What I’m getting at is that you would have complained no matter what they did, simply because the day wasn’t going as planned. Well listen up, because I’ve got some really good advice for you.
Shit happens! Get over it.
To the passenger seated in 4A – thank you for your good humor and occasional jokes about the entire situation. I hope your wife and children had a smooth ride the next week when they joined you. If they encounter delays I hope they too were able to laugh and wait patiently. By the way, I didn’t mean it when I said I would fight you for the first seat on the next plane connecting to our shared destination. Beg you, maybe, but not fight.
To the passenger seated in 4F – Thank you for your equally good humor. Especially when your seat mate, the woman you were not traveling with, was demanding to be allowed off the plane if we didn’t leave soon. I hope you, 4F, made it to your final destination in time to fix the hospital equipment that needed your valuable skills.

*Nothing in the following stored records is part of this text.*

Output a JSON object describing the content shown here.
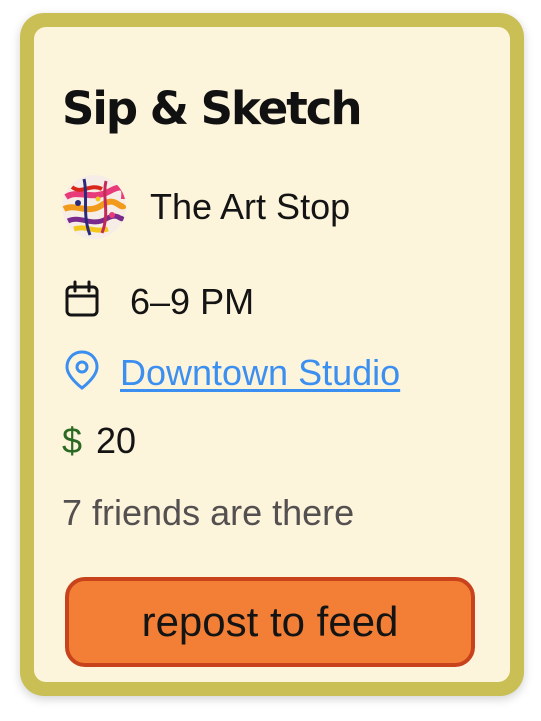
{
  "event": {
    "title": "Sip & Sketch",
    "host_name": "The Art Stop",
    "time": "6–9 PM",
    "location": "Downtown Studio",
    "price_symbol": "$",
    "price": "20",
    "friends_text": "7 friends are there"
  },
  "actions": {
    "repost_label": "repost to feed"
  },
  "icons": {
    "time": "calendar-icon",
    "location": "map-pin-icon"
  },
  "colors": {
    "card_border": "#c9bf55",
    "card_background": "#fdf4dc",
    "link": "#3b8ff0",
    "price_symbol": "#2a6a23",
    "button_fill": "#f27f35",
    "button_border": "#c8431c"
  }
}
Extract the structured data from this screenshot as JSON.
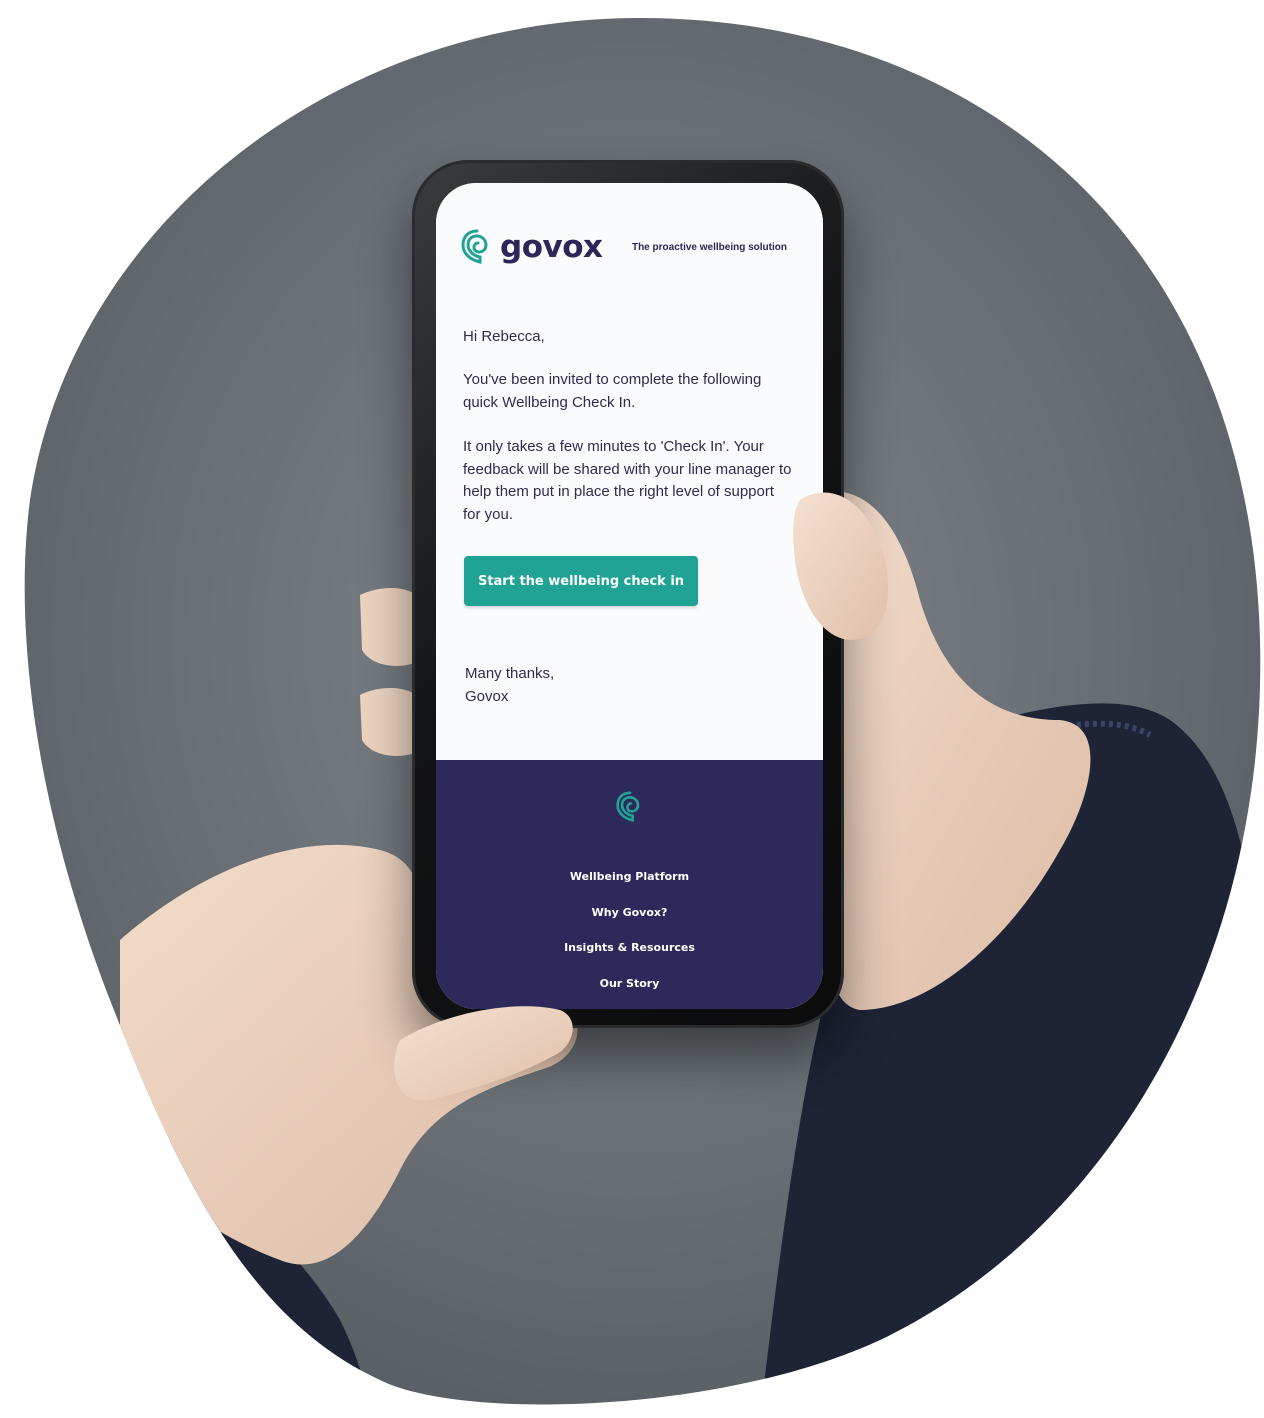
{
  "brand": {
    "name": "govox",
    "tagline": "The proactive wellbeing solution",
    "primary_color": "#2d295a",
    "accent_color": "#20a394"
  },
  "email": {
    "greeting": "Hi Rebecca,",
    "paragraph_1": "You've been invited to complete the following quick Wellbeing Check In.",
    "paragraph_2": "It only takes a few minutes to 'Check In'. Your feedback will be shared with your line manager to help them put in place the right level of support for you.",
    "cta_label": "Start the wellbeing check in",
    "signoff_line_1": "Many thanks,",
    "signoff_line_2": "Govox"
  },
  "footer": {
    "icon": "govox-mark-icon",
    "links": [
      "Wellbeing Platform",
      "Why Govox?",
      "Insights & Resources",
      "Our Story"
    ]
  },
  "scene": {
    "background_icon": "hands-holding-phone",
    "backdrop_color": "#6b7278",
    "sleeve_color": "#1e2336"
  }
}
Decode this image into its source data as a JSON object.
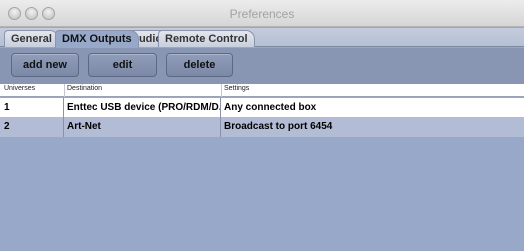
{
  "window": {
    "title": "Preferences"
  },
  "tabs": [
    {
      "label": "General"
    },
    {
      "label": "DMX Outputs"
    },
    {
      "label": "Audio"
    },
    {
      "label": "Remote Control"
    }
  ],
  "active_tab": "DMX Outputs",
  "toolbar": {
    "add_label": "add new",
    "edit_label": "edit",
    "delete_label": "delete"
  },
  "table": {
    "headers": [
      "Universes",
      "Destination",
      "Settings"
    ],
    "rows": [
      {
        "universe": "1",
        "destination": "Enttec USB device (PRO/RDM/D...",
        "settings": "Any connected box"
      },
      {
        "universe": "2",
        "destination": "Art-Net",
        "settings": "Broadcast to port 6454"
      }
    ]
  },
  "colors": {
    "background": "#98a8c8",
    "toolbar": "#8896b4",
    "selected_row": "#b2bcd4"
  }
}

To the passenger seated in 4A – Breathe. There are reasons you can’t just decide to leave once you’ve boarded and your luggage is under the plane. If you haven’t been paying attention to the news then let me tell you that the airlines have safe-guards to prevent you de-planing and those safeguards are for my security. And yours.
To the passenger seated in 5F – do you really think you’re entitled to free cocktails simply because a problem arose and the crew worked together to fix it? You should probably learn to breathe too.
To the Engineer who tried to “replace fuses and push buttons until something connects,” I thank you. And I thank the pilot who kept us informed of such ‘updates’ even when they conveyed little hope for an immediate departure.
To the Chief Engineer who showed up and tried plan B and plan C. Thank you too, even though it took plan D or E of F to get us going.
To the countless Ground Support persons who hooked up the truck and made a valiant effort to tow the jetway away from the plane, even though the ice provided no traction for your tires, thank you for trying. And thanks for the chuckles.
To the Baggage Handlers who loaded and unloaded and reloaded as passengers were shuffled from our plane to others with alternate connections in an attempt to get them to their final destination as quickly as possible – thank you. I can’t image that puzzle was very easy to solve.
To the Flight Agent who assigned many of us to new connecting flights as we missed our layovers – thank you. Actually, a big thank you since you plopped me into a first class ticket on my next leg. You handled 70 passengers and all our questions with grace, patience and real concern – thank you for doing such a great job.
Please allow me to apologize for every disgruntled passenger who made your job harder that day.
Finally, to the Flight Attendant who had only nine passengers to entertain with your slow southern drawl and your not funny stories and your own snarky comments about the level of intelligence of particular members of the Cleveland crew – I invoke my own southern heritage and offer you three words instead of two, and I mean each one of them.